Depuis 2004, Saâdane Afif passe commande à des artistes, des écrivains, des compositeurs, des critiques d’art, de paroles de chansons inspirées de ses œuvres pour ensuite les exposer à leurs côtés. Cette démarche permet une véritable continuité, laissant peu de place au caractère figé des œuvres passées : se situant au cœur d’un réseau d’échanges, ces dernières revivent sous forme de chansons.
Un processus permettant à l’artiste d’associer d’autres personnalités à l’élaboration de son travail, proposant une réflexion sur l’œuvre elle-même afin de mettre en valeur l’idée qu’elle ne se construit jamais de façon isolée : “c’est une méthode qui permet de créer des mutations dans le travail en permanence, de faire muter des formes.
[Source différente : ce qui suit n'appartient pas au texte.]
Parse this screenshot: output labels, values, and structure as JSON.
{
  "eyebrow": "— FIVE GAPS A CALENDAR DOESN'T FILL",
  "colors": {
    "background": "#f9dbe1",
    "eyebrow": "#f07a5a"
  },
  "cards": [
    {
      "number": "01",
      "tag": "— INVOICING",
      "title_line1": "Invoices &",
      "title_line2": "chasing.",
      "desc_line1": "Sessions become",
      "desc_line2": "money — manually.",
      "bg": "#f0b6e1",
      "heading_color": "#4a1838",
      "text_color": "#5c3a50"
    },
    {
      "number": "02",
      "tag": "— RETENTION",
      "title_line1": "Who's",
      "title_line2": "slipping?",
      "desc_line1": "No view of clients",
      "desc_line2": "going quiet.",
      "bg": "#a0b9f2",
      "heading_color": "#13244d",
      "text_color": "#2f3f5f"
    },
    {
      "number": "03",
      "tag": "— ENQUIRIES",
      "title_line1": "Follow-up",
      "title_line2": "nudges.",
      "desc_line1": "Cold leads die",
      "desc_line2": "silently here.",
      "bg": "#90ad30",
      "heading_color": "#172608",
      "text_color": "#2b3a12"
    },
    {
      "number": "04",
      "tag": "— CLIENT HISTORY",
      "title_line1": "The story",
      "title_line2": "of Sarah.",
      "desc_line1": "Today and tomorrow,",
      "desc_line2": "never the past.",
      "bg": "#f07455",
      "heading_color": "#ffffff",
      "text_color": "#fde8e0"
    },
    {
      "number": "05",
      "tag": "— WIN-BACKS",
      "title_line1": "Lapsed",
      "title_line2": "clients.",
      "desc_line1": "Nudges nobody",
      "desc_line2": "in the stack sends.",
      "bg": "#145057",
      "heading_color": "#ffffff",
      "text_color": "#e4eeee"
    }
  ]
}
Elles mutent, elles ne sont pas transformées. Je peux auto-citer mon travail et ça ne s’assèche pas, parce qu’il y a toujours un apport de l’autre.”
Paroles a donné lieu à un ouvrage regroupant 191 textes écrits par plus de 100 auteurs au court des 15 dernières années, publié à l’occasion de l’exposition éponyme du Wiels à Bruxelles en 2018.
Nous présenterons pour cette exposition les Paroles de Tacita Dean, André Magnin, Jonathan Monk, Emilie Pitoiset, Michael Riedel, Anri Sala et Sarah Ancelle Schönfeld, interprétées par des musiciens ou chanteurs lors de trois concerts qui se dérouleront durant le cours de l’exposition.
Les œuvres de Marclay et Afif ont pour point commun de ne pas se laisser enfermer en un seul objet ou une seule forme, laissant place à une oralité et une musicalité qu’elles peuvent évoquer où à laquelle elles se destinent.
Ephemera et Paroles explorent l’interprétation découlant des rencontres avec une œuvre, rappelant la citation de Marcel Duchamp: « c’est le regardeur qui fait l’œuvre ».
Alors que Paroles est une œuvre résultant de commandes auprès de différents auteurs, cette nouvelle exposition la présente sous une nouvelle dimension : celle-ci devient matière et prétexte à une nouvelle interprétation d’Ephemera.
C’est cette liberté inhérente aux processus de création de Marclay et d’Afif à laquelle nous souhaitons rendre hommage à travers cette exposition et l’organisation de trois concerts exceptionnels, interrogeant par là-même les rapports que la musique entretient avec les arts plastiques.
Trois concerts se dérouleront durant le cours de l’exposition :
— Le jour du vernissage, samedi 9 février, de 19h30 à 20h, avec la soprano Eléonore Lemaire accompagnée du percussioniste Richard Dubelski;
— Le vendredi 22 février, de 19h30 à 20h;
— Le dernier jour de l’exposition, le samedi 23 mars de 19h30 à 20h, avec l’artiste Emilie Pitoiset accompagnée du musicien Shantidas Riedacker.